Марианна Киреева: Получилось так, что с присутствующим здесь Евгением Яковлевичем Марголитом мы на протяжении шести лет работали над глобальным документальным проектом «Антология российского кино». Это была уникальная возможность посмотреть решительно всего отечественного Протазанова. И, что принципиально, посмотреть не просто так, а в контексте других картин, делавшихся в то время. На основании этого с известной долей уверенности я могу утверждать, что Протазанов на самом деле является супер-авангардистом нашего отечественного кино, если вернуть этому слову его традиционное значение.
Авангардист — человек, который первым ощущает тенденции времени и говорит о них на языке, понятном широкой зрительской массе. Дело в том (ну, конечно, огрубляя), что долгое время термин «авангард» у нас применялся только к языку, на котором «разговаривает» тот или иной кинорежиссер. Особенность Протазанова — мне кажется, совершенно уникальная (опять же в контексте нашего отечественного кино; отчасти с ним в этом смысле может сравниться только Кончаловский) — это именно его многоязычие, умение говорить на любом языке: на модном, на немодном, неактуальном. И, отбрасывая все модные и немодные тенденции, делать настоящее, живое кино так, как он считает нужным. Один из самых ярких примеров в этом смысле у Протазанова — феномен агитпропфильма («Томми») и того языка, на котором он изъяснялся, его эстетики. ‹…›
‹…› Посмотрите — задолго до 1917 года он спокойно владеет любым модным стилем. ‹…› «Сатана Ликующий», показательный фильм для Протазанова как человека, овладевающего тем или иным киноязыком: «Да, я сделаю этот заказ, но попутно овладею и продемонстрирую, как блистательно владею этим языком — передовым стилем скандинавского кино».
Еще пример — «Аэлита», где соединено несколько блистательно воспроизведенных жанровых «сколков». Или «Его призыв», где в рамочке пародируются картины расхожего стиля 1920–1921 годов. Внутрь вписана суперпопулярная в то время авантюрная драма. Вот, пожалуйста, ему деваться некуда, и он делает так. Но когда приходит его время, когда он может высказаться, то делает кино действительно авангардное — начиная с 1918 года, с «Горничной Дженни», которую все присутствующие здесь посмотрели и которая, на мой взгляд, является первой лирической комедией в истории советского кино. «Горничная Дженни» принципиально переворачивает с ног на голову всю стилистику, всю сюжетику, всю эстетику раннего русского кинематографа. Дальше можно будет об этом поговорить подробнее. Но главное, что мне хотелось бы сказать, — авангардизм Протазанова состоит в том, что он свободно владеет любым киноязыком, не будучи приверженцем ни одного из них.

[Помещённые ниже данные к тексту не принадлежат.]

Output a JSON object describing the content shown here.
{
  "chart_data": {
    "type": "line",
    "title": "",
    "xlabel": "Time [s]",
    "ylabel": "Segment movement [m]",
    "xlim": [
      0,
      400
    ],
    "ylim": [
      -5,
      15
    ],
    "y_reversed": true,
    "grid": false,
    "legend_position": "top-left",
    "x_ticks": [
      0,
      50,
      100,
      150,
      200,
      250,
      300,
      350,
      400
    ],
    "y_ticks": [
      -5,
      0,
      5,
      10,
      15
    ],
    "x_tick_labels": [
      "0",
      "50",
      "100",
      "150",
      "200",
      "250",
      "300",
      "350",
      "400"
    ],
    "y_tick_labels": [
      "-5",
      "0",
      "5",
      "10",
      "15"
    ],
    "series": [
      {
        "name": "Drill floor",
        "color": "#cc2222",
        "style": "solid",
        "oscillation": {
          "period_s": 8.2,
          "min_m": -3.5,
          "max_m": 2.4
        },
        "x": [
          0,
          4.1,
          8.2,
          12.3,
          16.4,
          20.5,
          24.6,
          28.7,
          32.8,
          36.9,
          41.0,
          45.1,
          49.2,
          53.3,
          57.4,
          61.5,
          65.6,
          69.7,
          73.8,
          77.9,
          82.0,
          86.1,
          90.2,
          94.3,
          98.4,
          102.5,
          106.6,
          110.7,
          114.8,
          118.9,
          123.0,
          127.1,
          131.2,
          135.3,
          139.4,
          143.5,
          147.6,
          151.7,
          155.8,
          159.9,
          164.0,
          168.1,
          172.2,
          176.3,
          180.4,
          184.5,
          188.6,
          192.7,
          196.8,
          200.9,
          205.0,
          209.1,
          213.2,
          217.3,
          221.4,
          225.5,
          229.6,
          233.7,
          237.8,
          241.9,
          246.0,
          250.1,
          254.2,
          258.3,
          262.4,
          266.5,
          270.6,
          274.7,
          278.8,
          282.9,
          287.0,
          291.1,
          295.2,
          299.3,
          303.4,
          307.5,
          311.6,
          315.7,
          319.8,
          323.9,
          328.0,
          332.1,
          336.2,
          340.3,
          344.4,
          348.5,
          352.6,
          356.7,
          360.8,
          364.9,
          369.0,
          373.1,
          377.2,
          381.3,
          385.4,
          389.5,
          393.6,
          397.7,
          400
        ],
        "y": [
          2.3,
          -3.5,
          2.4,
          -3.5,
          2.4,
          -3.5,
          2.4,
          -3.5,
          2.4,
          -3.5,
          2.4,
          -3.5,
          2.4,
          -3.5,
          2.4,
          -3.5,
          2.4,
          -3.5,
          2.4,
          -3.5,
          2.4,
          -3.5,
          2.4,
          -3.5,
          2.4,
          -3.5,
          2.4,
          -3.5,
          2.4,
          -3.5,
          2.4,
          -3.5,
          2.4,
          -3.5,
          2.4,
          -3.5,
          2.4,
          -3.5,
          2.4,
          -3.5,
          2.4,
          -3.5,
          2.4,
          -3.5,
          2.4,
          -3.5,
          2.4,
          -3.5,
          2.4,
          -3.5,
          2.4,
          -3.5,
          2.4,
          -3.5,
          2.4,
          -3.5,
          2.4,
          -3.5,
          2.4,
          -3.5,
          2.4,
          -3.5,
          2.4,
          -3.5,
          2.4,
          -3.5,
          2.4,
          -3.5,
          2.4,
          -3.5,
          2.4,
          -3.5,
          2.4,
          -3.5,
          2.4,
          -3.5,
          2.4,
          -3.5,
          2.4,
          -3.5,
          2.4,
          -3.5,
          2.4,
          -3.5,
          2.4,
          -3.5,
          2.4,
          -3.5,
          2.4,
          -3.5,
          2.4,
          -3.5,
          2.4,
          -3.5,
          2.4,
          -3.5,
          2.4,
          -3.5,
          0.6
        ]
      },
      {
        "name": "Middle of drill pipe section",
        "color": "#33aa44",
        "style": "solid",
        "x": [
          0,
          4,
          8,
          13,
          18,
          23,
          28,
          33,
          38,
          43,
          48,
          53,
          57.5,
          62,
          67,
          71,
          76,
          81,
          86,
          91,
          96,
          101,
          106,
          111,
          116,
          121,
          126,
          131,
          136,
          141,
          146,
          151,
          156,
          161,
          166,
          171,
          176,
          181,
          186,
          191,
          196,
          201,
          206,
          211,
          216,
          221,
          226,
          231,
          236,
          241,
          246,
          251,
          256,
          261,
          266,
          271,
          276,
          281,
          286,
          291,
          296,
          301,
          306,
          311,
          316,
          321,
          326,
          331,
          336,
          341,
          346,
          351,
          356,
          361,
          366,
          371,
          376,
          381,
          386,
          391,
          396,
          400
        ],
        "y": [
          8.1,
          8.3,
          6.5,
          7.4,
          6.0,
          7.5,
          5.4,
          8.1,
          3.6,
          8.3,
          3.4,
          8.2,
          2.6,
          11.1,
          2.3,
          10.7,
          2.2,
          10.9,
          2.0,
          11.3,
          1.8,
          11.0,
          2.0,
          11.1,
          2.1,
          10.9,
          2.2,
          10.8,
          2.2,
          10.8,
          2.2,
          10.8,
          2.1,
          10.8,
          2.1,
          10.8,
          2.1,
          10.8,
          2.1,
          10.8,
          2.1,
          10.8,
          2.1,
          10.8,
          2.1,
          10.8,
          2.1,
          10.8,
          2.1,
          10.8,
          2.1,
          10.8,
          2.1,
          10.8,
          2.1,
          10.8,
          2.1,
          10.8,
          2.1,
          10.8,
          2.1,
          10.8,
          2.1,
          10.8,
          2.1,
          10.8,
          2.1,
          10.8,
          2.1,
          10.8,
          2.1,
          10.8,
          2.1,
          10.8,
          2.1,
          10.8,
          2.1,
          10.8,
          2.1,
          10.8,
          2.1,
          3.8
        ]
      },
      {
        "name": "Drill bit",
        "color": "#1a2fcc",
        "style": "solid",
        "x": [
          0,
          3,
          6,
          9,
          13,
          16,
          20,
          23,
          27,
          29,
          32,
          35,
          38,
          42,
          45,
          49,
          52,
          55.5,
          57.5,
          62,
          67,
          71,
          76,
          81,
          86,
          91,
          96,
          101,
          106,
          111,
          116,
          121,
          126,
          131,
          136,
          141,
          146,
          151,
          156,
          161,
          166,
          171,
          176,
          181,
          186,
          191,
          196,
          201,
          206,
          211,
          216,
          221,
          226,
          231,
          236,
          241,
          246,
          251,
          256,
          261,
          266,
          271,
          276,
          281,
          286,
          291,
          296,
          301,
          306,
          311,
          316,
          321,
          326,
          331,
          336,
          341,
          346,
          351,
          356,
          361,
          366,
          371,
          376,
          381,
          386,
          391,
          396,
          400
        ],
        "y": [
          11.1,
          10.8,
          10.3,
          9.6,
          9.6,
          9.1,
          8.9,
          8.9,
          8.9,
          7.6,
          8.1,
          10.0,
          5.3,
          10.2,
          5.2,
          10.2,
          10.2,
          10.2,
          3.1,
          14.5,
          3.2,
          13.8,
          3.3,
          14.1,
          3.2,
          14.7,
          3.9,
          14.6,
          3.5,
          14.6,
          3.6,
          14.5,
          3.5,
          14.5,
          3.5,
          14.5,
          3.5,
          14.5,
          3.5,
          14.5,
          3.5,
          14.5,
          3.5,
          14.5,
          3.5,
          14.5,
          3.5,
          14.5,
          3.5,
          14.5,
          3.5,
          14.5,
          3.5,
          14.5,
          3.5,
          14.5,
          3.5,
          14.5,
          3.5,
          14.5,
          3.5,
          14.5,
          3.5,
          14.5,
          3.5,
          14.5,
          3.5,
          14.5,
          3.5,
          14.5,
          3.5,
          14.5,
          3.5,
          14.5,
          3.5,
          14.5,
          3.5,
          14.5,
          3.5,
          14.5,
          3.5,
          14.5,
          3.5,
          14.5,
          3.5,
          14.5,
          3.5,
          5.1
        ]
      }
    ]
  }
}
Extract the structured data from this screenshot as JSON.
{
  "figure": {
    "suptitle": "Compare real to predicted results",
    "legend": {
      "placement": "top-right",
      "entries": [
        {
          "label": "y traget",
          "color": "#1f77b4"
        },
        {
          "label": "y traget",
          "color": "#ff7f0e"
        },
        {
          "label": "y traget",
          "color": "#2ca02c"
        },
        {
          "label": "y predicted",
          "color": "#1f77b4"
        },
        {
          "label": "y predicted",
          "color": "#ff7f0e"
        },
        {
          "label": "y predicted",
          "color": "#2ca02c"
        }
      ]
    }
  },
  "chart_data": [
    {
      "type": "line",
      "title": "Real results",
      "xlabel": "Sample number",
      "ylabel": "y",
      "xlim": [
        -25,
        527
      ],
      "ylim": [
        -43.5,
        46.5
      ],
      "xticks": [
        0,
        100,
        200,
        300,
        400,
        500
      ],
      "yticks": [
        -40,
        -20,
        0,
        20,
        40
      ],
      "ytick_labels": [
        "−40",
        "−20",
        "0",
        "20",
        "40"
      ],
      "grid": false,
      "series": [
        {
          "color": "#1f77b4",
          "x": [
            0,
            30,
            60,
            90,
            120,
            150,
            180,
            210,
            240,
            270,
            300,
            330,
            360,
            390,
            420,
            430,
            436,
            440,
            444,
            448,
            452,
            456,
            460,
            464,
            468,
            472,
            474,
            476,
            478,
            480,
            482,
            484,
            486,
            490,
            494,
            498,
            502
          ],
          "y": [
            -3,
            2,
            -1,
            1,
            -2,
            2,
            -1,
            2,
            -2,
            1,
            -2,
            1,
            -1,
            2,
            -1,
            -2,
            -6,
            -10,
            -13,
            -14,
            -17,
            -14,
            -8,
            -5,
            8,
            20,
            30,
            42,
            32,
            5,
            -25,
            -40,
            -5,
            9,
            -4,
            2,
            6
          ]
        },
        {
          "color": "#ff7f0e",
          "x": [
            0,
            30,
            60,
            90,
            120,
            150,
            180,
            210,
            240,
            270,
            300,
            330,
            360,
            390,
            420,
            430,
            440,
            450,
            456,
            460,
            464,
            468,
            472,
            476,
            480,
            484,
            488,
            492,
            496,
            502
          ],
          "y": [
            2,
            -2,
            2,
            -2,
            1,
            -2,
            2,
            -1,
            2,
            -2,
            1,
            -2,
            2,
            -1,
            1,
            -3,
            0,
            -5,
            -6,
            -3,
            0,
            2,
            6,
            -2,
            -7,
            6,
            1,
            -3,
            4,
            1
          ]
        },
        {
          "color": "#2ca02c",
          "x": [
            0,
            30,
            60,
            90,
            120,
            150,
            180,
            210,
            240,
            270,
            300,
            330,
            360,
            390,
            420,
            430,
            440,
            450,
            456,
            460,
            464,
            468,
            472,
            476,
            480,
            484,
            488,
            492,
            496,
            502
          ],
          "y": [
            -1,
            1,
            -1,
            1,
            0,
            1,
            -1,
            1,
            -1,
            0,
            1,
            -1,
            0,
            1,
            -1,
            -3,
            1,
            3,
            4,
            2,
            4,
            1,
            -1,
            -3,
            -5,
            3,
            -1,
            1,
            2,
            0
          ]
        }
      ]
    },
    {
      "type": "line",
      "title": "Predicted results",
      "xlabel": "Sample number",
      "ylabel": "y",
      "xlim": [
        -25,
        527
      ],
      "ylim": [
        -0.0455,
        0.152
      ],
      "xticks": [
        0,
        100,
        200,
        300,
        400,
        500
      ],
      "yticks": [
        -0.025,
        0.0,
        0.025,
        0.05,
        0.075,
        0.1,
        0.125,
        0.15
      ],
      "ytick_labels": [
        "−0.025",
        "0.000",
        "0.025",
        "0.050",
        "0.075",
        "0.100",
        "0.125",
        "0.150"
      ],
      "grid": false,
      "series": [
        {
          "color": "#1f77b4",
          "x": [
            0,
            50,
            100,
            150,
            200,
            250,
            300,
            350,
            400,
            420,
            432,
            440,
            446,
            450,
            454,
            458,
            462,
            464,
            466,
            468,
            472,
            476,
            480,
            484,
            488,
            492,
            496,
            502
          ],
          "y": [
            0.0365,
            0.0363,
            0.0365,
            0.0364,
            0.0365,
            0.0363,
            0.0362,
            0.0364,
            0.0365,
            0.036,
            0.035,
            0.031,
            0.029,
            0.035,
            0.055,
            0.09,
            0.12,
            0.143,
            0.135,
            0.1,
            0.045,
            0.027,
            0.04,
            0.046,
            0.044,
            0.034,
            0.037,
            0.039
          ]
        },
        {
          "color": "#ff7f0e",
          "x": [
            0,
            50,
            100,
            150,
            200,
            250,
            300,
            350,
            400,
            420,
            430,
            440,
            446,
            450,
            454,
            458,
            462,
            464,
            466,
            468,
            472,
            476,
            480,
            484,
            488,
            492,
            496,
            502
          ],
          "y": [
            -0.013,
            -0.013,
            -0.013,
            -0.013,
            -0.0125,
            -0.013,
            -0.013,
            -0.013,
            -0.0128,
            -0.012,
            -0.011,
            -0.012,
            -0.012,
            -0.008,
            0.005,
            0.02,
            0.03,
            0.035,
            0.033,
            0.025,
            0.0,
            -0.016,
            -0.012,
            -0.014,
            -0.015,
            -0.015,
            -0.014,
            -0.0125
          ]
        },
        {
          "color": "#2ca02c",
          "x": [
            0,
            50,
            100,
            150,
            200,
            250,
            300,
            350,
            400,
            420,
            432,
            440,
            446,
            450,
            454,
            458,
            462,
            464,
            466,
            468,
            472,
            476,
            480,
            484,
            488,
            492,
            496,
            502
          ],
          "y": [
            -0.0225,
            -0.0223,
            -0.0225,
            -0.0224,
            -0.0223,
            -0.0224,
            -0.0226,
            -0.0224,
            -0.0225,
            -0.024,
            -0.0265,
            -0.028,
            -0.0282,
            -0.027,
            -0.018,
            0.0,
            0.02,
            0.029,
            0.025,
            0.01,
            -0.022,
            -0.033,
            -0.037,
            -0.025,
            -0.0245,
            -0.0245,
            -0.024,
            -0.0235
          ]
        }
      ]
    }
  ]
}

Евгений Марголит: ‹…› Авангард (как бы он ни декларировал, ни артикулировал специфику своей аудитории) все-таки рассчитан на узкий круг — тех, кто делает кино, на художественную богему. ‹…›
Существует еще громадный пласт художников, которые апеллируют к частному опыту каждого человека. И здесь количество и уровень находок и открытий не меньше, чем в фильмах общепризнанного авангарда. Это открытия несколько другого рода — они отличаются по типу аудитории, на которую рассчитаны фильмы. ‹…›
Как вы понимаете, я говорю о том, что, может быть, ярчайшим представителем этого кинематографа, ориентирующегося на частный опыт массового зрителя, взятого по отдельности, является Протазанов. И вот почему я настаиваю, что Протазанов еще далеко не открытый режиссер.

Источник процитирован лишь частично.